The idea of dealing with the numerous forms that constitute any real scene involves a visual decomposition of the scene's forms into a set of basic geometric forms followed by a reconstitution of those forms into a likeness of the original real object.
With some practice, you will find that this analysis and reconstitution becomes very quickly second nature and will help you tremendously in approaching a drawing in a logical manner.
After analyzing the form of numerous objects, artists of the past came to the following conclusions:
* All object forms can be seen as a composition of four basic geometric solids: the brick, the sphere, the cylinder, and the cone.
Of course, the actual forms will almost always more or less deviate from these perfect geometric forms. Therefore, part of the drawing process will consist of adding these variations. But all that is done in a later phase of the drawing process.
* Concentrating on those four large geometric forms allows you to see the overall structure or composition of the global scene in a very logical and interconnected manner.
* The extent of these large forms is fairly easy to discern and the dimensions easily estimated. Therefore, the large forms can be drawn first without paying any attention to the smaller forms and the myriad of details.
* Drawing a real scene while constantly thinking of bricks, spheres, cylinders, and cones will automatically give your drawing three-dimensionality and a certain amount of gravitas. With some practice you will soon notice that you have become a much faster and more accurate draftsperson.

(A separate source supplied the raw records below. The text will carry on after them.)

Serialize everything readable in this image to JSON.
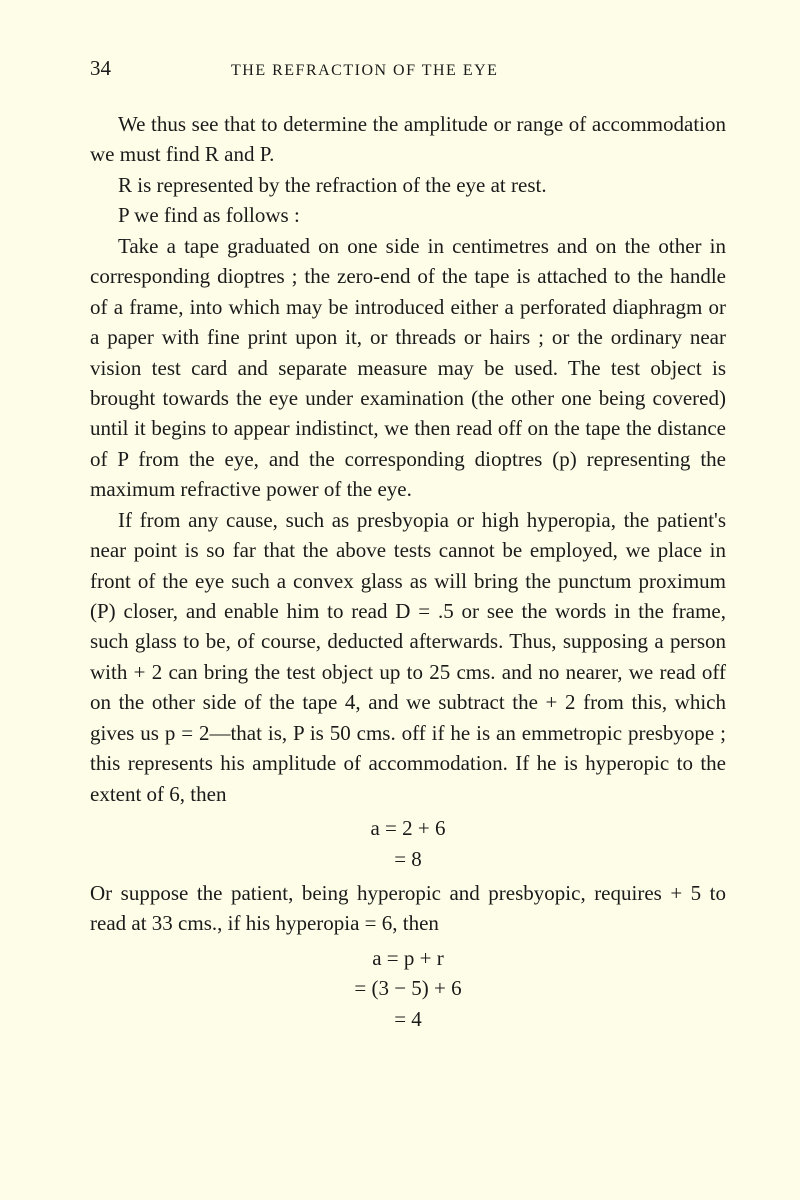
{
  "header": {
    "page_number": "34",
    "running_title": "THE REFRACTION OF THE EYE"
  },
  "paragraphs": {
    "p1": "We thus see that to determine the amplitude or range of accommodation we must find R and P.",
    "p2": "R is represented by the refraction of the eye at rest.",
    "p3": "P we find as follows :",
    "p4": "Take a tape graduated on one side in centimetres and on the other in corresponding dioptres ; the zero-end of the tape is attached to the handle of a frame, into which may be introduced either a perforated diaphragm or a paper with fine print upon it, or threads or hairs ; or the ordinary near vision test card and separate measure may be used. The test object is brought towards the eye under examination (the other one being covered) until it begins to appear indistinct, we then read off on the tape the distance of P from the eye, and the corresponding dioptres (p) representing the maximum refractive power of the eye.",
    "p5": "If from any cause, such as presbyopia or high hyperopia, the patient's near point is so far that the above tests cannot be employed, we place in front of the eye such a convex glass as will bring the punctum proximum (P) closer, and enable him to read D = .5 or see the words in the frame, such glass to be, of course, deducted afterwards. Thus, supposing a person with + 2 can bring the test object up to 25 cms. and no nearer, we read off on the other side of the tape 4, and we subtract the + 2 from this, which gives us p = 2—that is, P is 50 cms. off if he is an emmetropic presbyope ; this represents his amplitude of accommodation. If he is hyperopic to the extent of 6, then",
    "p6": "Or suppose the patient, being hyperopic and presbyopic, requires + 5 to read at 33 cms., if his hyperopia = 6, then"
  },
  "equations": {
    "eq1_line1": "a = 2 + 6",
    "eq1_line2": "= 8",
    "eq2_line1": "a = p + r",
    "eq2_line2": "= (3 − 5) + 6",
    "eq2_line3": "= 4"
  }
}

This approach to viewing a scene, i.e., seeing the scene as a composition of basic solid geometric shapes, naturally separates the big picture from the details and gives you an excellent starting-point for tackling any drawing. You won't have to ponder or hesitate on how to start your drawing. You just start by tackling one big shape and link all the others together like a chain link fence.
Once the large geometric shapes are in place you should already see a good likeness of the scene as a whole. You can then concentrate on the details without having to worry about whether or not all the objects are in the right overall position.
In this article we developed a method which initially views an arbitrary pictorial scene as a composition of four basic geometric shapes: the brick, the sphere, the cone, and the cylinder. This allows us to separate the big picture from the detail. You just take one large shape at a time and fill in the details. The idea is to be acutely aware of the immediate neighborhood of the detail you are drawing so that the orientation and size of the detail fits in correctly in the neighborhood.
The task then is to render each basic geometric shape while at the same time reconstituting the overall scene, i.e., putting each geometric form in its correct position.